There are a lot of online tools, like ASCII,Hex,Binary,Decimal,Base64 converter (https://www.rapidtables.com/convert/number/ascii-hex-bin-dec-converter.html), I used this tools covert the table directly to the flag.
First line: jU5t_4_b
Second line: UnCh_0f_
Third line: bYt3s_8f (Octal to decimal(98 89 116 51 115 95 56 102) to ASCII)
Last line: 4a6cbf3b
combined together: picoCTF{jU5t_4_bUnCh_0f_bYt3s_8f4a6cbf3b}
Forensics
So Meta
The name tells everything. Every photo has metadata, the flag is possible in the metadata. Just upload the picture to an online tool(http://exif.regex.info/exif.cgi), the flag is in the PNG Artist metadata.
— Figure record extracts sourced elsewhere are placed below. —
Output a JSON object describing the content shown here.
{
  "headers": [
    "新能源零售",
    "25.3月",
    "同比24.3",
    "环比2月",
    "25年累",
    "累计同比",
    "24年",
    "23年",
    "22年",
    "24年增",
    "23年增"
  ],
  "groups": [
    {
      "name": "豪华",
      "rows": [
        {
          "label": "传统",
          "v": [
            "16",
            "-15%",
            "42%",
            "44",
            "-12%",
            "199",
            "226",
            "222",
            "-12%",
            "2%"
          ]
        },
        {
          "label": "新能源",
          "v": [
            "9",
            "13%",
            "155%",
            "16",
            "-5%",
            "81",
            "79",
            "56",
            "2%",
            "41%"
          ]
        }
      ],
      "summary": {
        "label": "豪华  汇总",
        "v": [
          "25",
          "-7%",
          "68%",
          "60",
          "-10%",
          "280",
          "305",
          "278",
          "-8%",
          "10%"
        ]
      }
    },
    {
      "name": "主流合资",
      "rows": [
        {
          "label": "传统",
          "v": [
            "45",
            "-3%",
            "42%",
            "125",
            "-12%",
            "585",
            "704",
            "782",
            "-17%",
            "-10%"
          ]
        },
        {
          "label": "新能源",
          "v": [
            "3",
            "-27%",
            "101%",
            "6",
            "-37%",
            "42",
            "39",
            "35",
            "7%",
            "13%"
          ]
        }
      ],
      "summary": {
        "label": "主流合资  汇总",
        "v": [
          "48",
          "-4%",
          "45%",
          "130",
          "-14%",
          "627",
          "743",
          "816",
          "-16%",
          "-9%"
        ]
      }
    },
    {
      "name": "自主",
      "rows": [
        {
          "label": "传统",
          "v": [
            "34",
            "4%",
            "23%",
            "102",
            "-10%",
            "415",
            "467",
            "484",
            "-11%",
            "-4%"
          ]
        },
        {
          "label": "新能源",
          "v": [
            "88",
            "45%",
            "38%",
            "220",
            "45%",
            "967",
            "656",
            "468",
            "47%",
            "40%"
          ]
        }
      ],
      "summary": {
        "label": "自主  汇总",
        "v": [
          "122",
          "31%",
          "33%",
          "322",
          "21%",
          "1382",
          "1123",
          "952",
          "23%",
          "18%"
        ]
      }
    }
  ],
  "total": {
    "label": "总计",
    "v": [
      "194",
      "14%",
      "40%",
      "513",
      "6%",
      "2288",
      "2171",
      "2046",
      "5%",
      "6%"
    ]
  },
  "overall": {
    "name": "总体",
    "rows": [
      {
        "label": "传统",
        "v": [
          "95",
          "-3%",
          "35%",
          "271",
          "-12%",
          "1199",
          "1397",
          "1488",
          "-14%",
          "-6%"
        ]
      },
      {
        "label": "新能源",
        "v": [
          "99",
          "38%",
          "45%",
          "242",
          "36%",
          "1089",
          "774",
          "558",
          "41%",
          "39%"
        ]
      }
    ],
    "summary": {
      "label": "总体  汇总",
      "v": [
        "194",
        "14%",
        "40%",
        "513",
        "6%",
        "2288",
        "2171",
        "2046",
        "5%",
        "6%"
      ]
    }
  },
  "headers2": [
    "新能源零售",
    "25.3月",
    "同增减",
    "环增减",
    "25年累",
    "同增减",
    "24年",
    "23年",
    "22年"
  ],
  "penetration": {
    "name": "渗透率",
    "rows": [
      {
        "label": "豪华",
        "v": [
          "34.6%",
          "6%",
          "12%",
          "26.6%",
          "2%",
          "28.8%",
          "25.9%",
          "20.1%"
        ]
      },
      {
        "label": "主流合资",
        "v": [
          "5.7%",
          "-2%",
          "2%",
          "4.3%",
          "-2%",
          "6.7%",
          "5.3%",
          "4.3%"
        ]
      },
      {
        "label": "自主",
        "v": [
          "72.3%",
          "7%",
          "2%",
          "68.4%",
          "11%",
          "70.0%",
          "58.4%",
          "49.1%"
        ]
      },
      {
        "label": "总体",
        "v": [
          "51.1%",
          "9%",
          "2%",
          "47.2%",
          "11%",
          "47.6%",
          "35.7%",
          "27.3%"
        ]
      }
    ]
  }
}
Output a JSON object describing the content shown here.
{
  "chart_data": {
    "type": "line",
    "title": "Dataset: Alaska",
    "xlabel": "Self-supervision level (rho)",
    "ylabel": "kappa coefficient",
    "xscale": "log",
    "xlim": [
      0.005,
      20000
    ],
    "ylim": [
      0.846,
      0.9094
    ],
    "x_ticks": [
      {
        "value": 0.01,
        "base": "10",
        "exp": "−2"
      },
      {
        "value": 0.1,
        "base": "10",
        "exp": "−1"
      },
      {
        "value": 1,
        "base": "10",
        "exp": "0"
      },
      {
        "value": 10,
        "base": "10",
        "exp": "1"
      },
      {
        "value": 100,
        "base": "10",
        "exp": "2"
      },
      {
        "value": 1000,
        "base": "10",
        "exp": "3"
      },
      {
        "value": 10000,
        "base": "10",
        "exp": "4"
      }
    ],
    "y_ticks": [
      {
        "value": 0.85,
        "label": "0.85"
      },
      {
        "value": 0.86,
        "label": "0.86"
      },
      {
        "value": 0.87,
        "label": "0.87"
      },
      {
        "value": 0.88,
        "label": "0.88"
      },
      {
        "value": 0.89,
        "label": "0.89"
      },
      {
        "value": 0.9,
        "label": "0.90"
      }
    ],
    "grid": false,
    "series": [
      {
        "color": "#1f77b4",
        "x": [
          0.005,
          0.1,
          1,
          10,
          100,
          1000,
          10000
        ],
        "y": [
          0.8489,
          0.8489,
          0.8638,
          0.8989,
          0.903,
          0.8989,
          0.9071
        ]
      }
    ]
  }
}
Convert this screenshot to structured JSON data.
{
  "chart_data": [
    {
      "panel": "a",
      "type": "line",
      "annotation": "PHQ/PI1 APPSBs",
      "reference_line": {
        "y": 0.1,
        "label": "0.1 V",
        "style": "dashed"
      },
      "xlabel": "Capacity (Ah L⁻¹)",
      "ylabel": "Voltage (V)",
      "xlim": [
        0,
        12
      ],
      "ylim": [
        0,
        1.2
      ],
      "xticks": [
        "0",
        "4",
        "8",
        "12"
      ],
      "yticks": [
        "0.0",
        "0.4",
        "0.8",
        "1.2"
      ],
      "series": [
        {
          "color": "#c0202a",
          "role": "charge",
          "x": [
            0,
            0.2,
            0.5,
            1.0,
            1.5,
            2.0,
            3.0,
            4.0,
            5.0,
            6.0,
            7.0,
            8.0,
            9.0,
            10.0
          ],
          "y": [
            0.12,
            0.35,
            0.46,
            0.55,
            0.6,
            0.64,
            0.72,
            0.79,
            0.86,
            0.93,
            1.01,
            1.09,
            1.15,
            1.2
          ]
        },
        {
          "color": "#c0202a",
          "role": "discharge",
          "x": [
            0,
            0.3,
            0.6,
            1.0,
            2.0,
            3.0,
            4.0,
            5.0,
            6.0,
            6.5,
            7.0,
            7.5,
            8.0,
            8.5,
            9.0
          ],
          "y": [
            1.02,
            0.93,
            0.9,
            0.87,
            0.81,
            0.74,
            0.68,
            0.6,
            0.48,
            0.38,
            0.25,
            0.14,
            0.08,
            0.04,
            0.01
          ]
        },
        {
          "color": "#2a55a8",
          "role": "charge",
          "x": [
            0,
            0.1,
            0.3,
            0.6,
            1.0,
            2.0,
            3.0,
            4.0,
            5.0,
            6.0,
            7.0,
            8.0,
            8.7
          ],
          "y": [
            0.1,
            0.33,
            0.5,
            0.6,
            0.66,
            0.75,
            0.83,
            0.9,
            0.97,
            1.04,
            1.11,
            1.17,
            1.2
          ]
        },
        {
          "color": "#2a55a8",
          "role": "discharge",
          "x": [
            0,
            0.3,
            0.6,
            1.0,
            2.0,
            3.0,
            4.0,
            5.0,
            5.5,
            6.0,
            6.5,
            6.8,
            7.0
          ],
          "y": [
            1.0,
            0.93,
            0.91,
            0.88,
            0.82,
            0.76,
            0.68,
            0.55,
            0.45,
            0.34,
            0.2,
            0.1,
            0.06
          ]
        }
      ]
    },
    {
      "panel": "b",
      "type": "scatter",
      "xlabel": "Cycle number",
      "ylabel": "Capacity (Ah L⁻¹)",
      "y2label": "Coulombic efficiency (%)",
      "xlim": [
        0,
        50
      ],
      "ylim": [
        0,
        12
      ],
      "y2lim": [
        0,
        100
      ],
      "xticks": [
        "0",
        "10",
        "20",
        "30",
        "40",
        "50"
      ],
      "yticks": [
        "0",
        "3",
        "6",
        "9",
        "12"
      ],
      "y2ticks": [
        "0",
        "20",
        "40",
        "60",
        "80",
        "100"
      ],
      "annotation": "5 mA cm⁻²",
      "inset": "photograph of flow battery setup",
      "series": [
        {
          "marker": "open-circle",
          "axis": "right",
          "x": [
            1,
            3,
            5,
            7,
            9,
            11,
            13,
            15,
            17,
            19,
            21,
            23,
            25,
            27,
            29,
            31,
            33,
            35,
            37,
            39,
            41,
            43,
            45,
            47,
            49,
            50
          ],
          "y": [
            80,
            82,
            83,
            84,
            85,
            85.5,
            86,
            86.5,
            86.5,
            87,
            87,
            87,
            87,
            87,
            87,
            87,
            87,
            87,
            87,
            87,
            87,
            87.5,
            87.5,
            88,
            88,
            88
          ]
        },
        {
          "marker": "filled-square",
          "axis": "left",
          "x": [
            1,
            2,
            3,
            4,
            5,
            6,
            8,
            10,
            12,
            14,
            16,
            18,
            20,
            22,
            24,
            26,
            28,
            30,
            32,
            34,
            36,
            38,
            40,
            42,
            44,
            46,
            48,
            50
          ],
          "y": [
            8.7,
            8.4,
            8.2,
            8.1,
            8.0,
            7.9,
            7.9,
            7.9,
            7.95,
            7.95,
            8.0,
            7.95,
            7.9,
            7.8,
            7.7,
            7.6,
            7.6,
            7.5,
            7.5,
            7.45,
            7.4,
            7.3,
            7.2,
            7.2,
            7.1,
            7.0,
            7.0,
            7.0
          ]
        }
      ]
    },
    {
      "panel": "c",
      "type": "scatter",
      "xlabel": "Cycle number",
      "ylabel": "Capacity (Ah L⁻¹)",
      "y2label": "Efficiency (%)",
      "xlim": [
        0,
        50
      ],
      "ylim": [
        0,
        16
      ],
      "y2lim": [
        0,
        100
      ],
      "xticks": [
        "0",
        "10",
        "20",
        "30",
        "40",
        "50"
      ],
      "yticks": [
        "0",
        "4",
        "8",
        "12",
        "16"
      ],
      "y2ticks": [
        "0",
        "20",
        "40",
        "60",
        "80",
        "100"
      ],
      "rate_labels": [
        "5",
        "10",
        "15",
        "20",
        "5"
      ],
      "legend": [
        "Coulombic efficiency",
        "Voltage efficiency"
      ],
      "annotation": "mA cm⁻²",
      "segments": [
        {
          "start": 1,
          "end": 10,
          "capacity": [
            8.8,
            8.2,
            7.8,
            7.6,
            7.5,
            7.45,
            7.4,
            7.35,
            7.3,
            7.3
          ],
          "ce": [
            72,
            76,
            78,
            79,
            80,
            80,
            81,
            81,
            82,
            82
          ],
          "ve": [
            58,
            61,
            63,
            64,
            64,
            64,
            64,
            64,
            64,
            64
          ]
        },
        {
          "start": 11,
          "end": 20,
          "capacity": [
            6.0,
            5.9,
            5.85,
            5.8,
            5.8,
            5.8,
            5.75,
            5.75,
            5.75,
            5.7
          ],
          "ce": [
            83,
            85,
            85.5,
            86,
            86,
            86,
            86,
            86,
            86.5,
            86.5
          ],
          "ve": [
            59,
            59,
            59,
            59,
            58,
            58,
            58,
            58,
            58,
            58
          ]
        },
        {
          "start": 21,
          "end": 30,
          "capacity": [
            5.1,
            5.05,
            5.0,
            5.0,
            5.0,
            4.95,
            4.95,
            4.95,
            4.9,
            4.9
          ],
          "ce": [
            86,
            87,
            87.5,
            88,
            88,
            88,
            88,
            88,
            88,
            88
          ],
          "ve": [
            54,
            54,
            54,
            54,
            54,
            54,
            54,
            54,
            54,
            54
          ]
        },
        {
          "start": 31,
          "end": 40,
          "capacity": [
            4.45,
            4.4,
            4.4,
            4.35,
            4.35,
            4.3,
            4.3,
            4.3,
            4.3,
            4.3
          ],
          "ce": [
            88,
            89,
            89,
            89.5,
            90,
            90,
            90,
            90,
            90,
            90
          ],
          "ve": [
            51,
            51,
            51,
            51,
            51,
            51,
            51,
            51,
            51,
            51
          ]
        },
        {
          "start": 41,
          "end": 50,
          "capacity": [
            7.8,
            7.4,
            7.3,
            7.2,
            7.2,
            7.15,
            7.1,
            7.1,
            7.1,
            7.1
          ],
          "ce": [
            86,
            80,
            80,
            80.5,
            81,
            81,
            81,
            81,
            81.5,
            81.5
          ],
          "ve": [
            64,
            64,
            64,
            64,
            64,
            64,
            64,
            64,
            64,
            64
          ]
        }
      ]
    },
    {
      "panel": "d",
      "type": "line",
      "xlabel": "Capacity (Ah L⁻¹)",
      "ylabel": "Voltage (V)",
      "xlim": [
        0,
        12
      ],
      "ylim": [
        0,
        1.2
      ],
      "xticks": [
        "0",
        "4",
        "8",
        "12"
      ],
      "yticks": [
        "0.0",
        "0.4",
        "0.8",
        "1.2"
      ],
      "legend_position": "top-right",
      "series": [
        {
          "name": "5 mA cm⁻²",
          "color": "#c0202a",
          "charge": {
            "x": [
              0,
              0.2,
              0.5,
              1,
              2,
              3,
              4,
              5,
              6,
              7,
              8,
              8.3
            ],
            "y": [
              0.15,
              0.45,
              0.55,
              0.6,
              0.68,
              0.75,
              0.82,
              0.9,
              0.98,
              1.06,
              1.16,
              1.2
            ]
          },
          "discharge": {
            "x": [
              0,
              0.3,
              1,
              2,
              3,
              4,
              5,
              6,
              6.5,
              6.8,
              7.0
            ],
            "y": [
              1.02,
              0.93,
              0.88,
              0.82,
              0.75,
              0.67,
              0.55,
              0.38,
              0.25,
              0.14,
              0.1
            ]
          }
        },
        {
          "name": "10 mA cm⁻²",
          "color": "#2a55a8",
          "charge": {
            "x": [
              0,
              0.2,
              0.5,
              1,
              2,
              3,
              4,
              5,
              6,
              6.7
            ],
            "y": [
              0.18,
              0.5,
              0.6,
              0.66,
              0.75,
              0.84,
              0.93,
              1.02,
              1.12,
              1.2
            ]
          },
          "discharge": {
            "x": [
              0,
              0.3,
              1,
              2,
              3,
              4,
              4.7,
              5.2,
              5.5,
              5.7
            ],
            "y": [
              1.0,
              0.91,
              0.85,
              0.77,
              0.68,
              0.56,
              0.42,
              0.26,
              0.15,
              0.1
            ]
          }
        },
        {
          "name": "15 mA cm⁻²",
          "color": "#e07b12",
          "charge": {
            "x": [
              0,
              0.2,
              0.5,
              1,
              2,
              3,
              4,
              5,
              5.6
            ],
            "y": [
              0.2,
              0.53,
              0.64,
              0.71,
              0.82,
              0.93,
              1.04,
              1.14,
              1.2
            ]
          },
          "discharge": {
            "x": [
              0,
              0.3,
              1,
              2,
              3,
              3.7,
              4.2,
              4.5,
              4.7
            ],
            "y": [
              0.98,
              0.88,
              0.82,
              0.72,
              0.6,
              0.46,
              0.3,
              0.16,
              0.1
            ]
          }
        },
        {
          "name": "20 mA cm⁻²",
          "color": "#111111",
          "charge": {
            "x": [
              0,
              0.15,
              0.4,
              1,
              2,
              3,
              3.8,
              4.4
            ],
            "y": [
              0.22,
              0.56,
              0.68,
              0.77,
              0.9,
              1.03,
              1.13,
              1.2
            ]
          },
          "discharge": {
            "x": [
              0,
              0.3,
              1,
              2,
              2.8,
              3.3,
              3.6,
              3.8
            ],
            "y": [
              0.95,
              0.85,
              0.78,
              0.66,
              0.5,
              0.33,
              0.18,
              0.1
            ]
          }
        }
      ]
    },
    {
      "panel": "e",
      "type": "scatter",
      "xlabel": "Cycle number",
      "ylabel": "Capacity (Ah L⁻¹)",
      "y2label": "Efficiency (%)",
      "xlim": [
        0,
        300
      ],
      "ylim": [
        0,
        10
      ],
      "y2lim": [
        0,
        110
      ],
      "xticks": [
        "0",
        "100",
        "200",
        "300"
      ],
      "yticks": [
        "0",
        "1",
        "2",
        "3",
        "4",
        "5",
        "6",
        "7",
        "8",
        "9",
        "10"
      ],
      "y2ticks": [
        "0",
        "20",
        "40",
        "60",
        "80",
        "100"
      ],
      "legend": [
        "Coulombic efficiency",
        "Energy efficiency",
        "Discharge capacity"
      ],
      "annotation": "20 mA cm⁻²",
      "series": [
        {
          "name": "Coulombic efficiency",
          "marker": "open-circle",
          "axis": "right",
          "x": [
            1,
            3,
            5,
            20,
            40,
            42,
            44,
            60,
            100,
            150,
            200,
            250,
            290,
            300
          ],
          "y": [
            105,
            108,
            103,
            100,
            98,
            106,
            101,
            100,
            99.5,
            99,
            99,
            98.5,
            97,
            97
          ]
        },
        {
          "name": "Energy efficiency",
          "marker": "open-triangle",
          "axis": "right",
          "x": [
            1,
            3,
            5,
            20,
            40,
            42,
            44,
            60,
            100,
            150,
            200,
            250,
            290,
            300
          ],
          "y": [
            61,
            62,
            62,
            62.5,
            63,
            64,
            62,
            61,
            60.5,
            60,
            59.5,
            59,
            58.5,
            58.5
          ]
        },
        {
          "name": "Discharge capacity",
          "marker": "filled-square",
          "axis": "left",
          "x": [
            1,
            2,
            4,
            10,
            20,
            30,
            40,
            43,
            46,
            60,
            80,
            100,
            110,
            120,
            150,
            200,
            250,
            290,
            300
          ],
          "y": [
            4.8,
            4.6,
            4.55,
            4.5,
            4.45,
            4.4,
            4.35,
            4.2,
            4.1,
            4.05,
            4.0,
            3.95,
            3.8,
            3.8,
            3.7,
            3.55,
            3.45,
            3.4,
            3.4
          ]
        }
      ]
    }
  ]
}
So, the flag is picoCTF{s0_m3ta_eb36bf44}.
extensions
After downloading the txt file, this first thought is to open it with a text editor, and I got this:
The first line says something PNG, think of the title extensions, this is probobably a PNG file. Then I change the extension to .png. And open it with preview photo viewer on MacOS.
Here’s the flag:
picoCTF{now_you_know_about_extensions}
Summary
All of those challenges are very interesting. Every detail matters.